The National Credit Union Administration (NCUA) approved a final rule that will require any Federally-Insured Credit Union (FICU)—including federally chartered corporate credit unions and federally insured state-chartered corporate credit unions—to report certain cyber incidents to the NCUA as soon as possible, and no later than 72 hours, after it “reasonably believes” it has experienced a reportable incident. The rule, which adds a new subsection (c) to 12 CFR Part 748.1, goes into effect September 1, 2023.

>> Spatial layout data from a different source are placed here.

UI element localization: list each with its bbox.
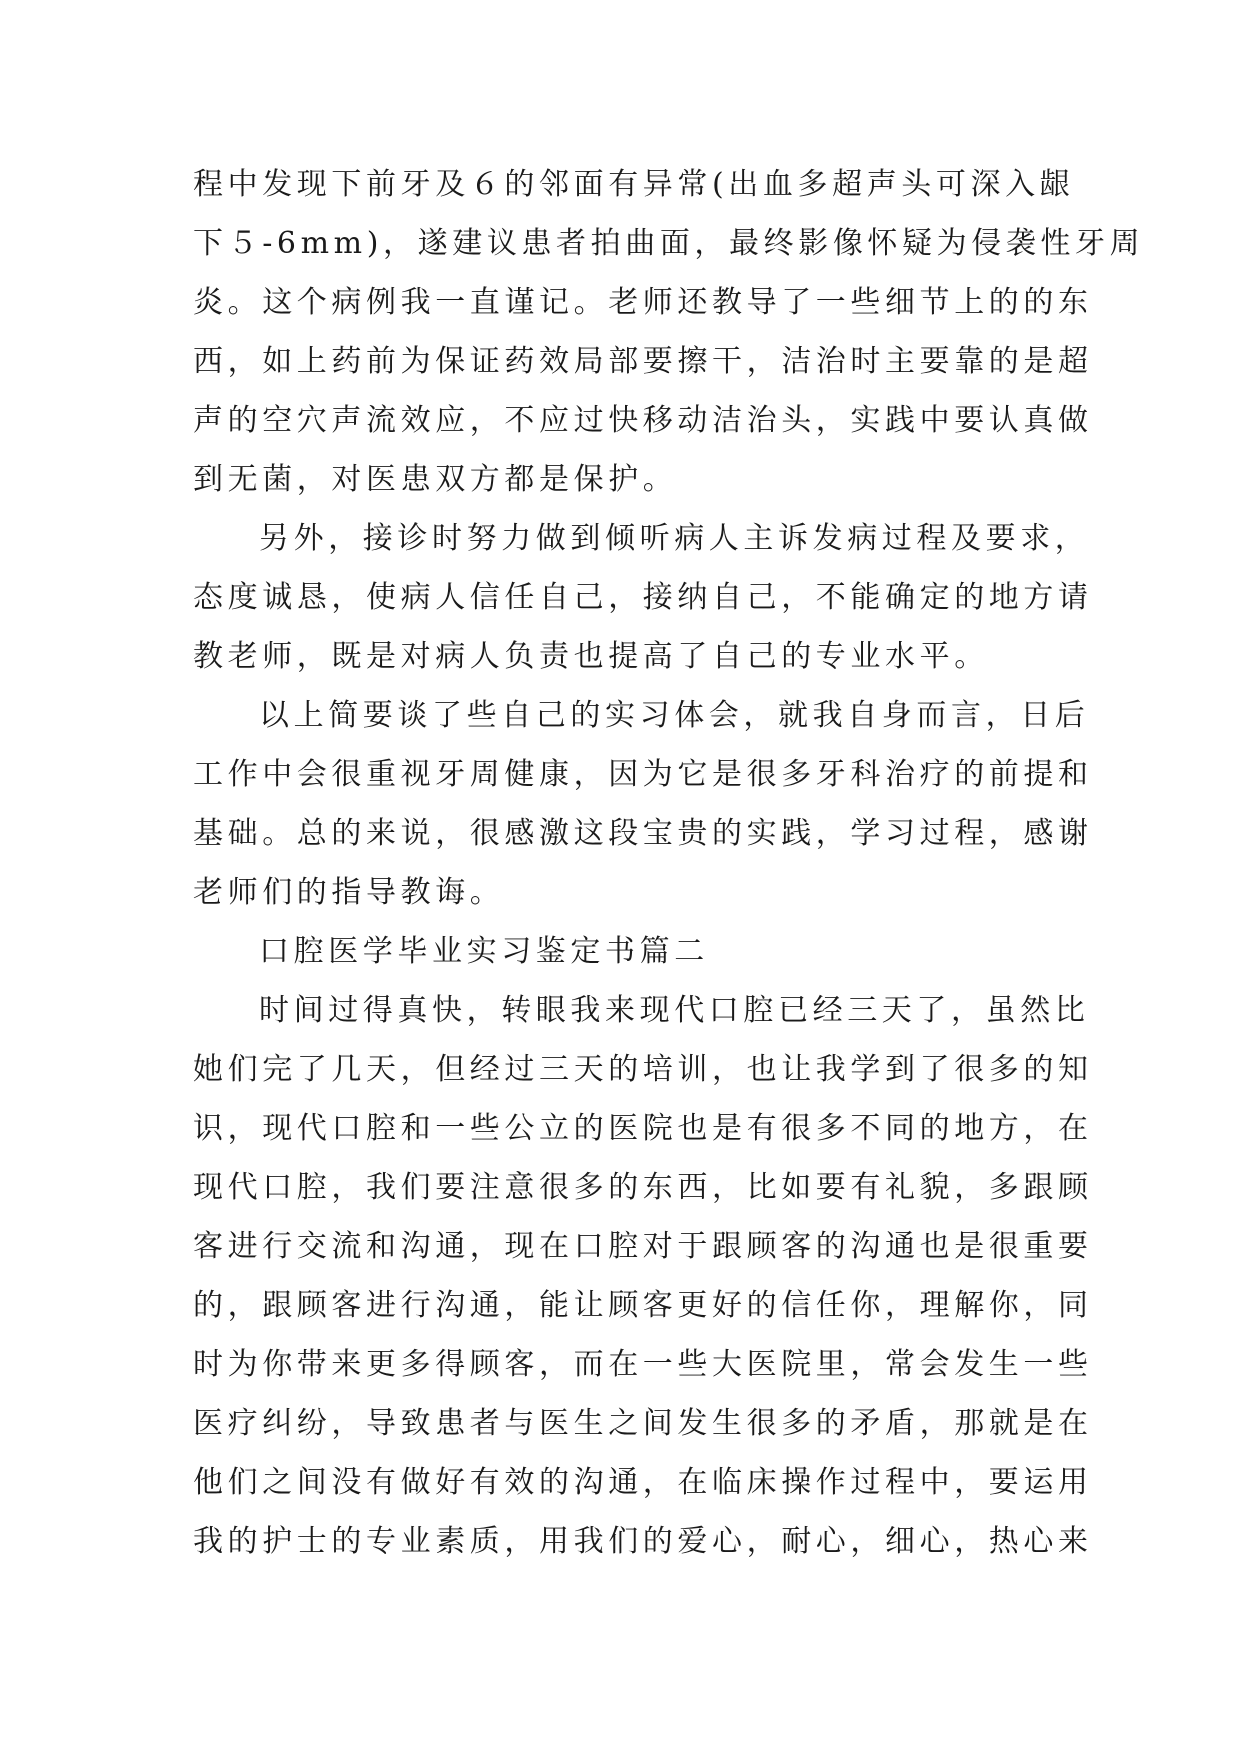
paragraph-first-line: 另外，接诊时努力做到倾听病人主诉发病过程及要求， — [259, 521, 1090, 556]
text-line: 识，现代口腔和一些公立的医院也是有很多不同的地方，在 — [193, 1111, 1093, 1146]
text-line: 我的护士的专业素质，用我们的爱心，耐心，细心，热心来 — [193, 1524, 1093, 1559]
paragraph-first-line: 时间过得真快，转眼我来现代口腔已经三天了，虽然比 — [259, 993, 1090, 1028]
text-line: 程中发现下前牙及６的邻面有异常(出血多超声头可深入龈 — [193, 167, 1075, 202]
text-line: 到无菌，对医患双方都是保护。 — [193, 462, 678, 497]
text-line: 声的空穴声流效应，不应过快移动洁治头，实践中要认真做 — [193, 403, 1093, 438]
text-line: 下５-6mm)，遂建议患者拍曲面，最终影像怀疑为侵袭性牙周 — [193, 226, 1145, 261]
text-line: 西，如上药前为保证药效局部要擦干，洁治时主要靠的是超 — [193, 344, 1093, 379]
text-line: 态度诚恳，使病人信任自己，接纳自己，不能确定的地方请 — [193, 580, 1093, 615]
text-line: 的，跟顾客进行沟通，能让顾客更好的信任你，理解你，同 — [193, 1288, 1093, 1323]
section-heading: 口腔医学毕业实习鉴定书篇二 — [259, 934, 709, 969]
text-line: 时为你带来更多得顾客，而在一些大医院里，常会发生一些 — [193, 1347, 1093, 1382]
text-line: 基础。总的来说，很感激这段宝贵的实践，学习过程，感谢 — [193, 816, 1093, 851]
text-line: 他们之间没有做好有效的沟通，在临床操作过程中，要运用 — [193, 1465, 1093, 1500]
text-line: 医疗纠纷，导致患者与医生之间发生很多的矛盾，那就是在 — [193, 1406, 1093, 1441]
text-line: 现代口腔，我们要注意很多的东西，比如要有礼貌，多跟顾 — [193, 1170, 1093, 1205]
text-line: 她们完了几天，但经过三天的培训，也让我学到了很多的知 — [193, 1052, 1093, 1087]
text-line: 炎。这个病例我一直谨记。老师还教导了一些细节上的的东 — [193, 285, 1093, 320]
text-line: 客进行交流和沟通，现在口腔对于跟顾客的沟通也是很重要 — [193, 1229, 1093, 1264]
text-line: 老师们的指导教诲。 — [193, 875, 505, 910]
paragraph-first-line: 以上简要谈了些自己的实习体会，就我自身而言，日后 — [259, 698, 1090, 733]
text-line: 工作中会很重视牙周健康，因为它是很多牙科治疗的前提和 — [193, 757, 1093, 792]
document-body — [193, 155, 1145, 1571]
text-line: 教老师，既是对病人负责也提高了自己的专业水平。 — [193, 639, 989, 674]
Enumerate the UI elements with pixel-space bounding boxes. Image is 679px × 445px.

In issuing its new rule, the NCUA attempted to closely follow the terminology and reporting framework set forth in the Cyber Incident Reporting for Critical Infrastructure Act of 2022 (CIRCIA), which will likely go into effect in 2025. For example, the new NCUA rule includes definitions of “cyber incident” and “reportable cyber incident” that are similar to the definitions set forth in CIRCIA. The NCUA rule is not identical to CIRCIA, though, and FICUs should not necessarily rely on compliance with one to ensure compliance with the other.

The new NCUA rule also shares some similarities with the cyber-incident notification rule for banks that took effect in April 2022, but it contains a number of differences, as well, including three distinctions of particular note. First, the NCUA rule requires a report within 72 hours, while the banking rule requires a report within 36 hours. Second, the NCUA rule starts the clock when a FICU “reasonably believes” an incident has occurred, while the banking rule starts its clock once a banking organization “determines” that an incident has occurred. Third, the NCUA rule requires a report of any “substantial” incident or compromise, while the banking rule only requires reporting in the event of “actual harm.”

Finally, the NCUA expressly stated that its new rule does not impact existing contractual relationships and does not require a FICU to amend its existing contracts with third parties to comply with the rule. Nonetheless, FICUs may want to examine their contractual reporting obligations to identify any inconsistencies between those obligations and the obligations imposed by the new NCUA rule.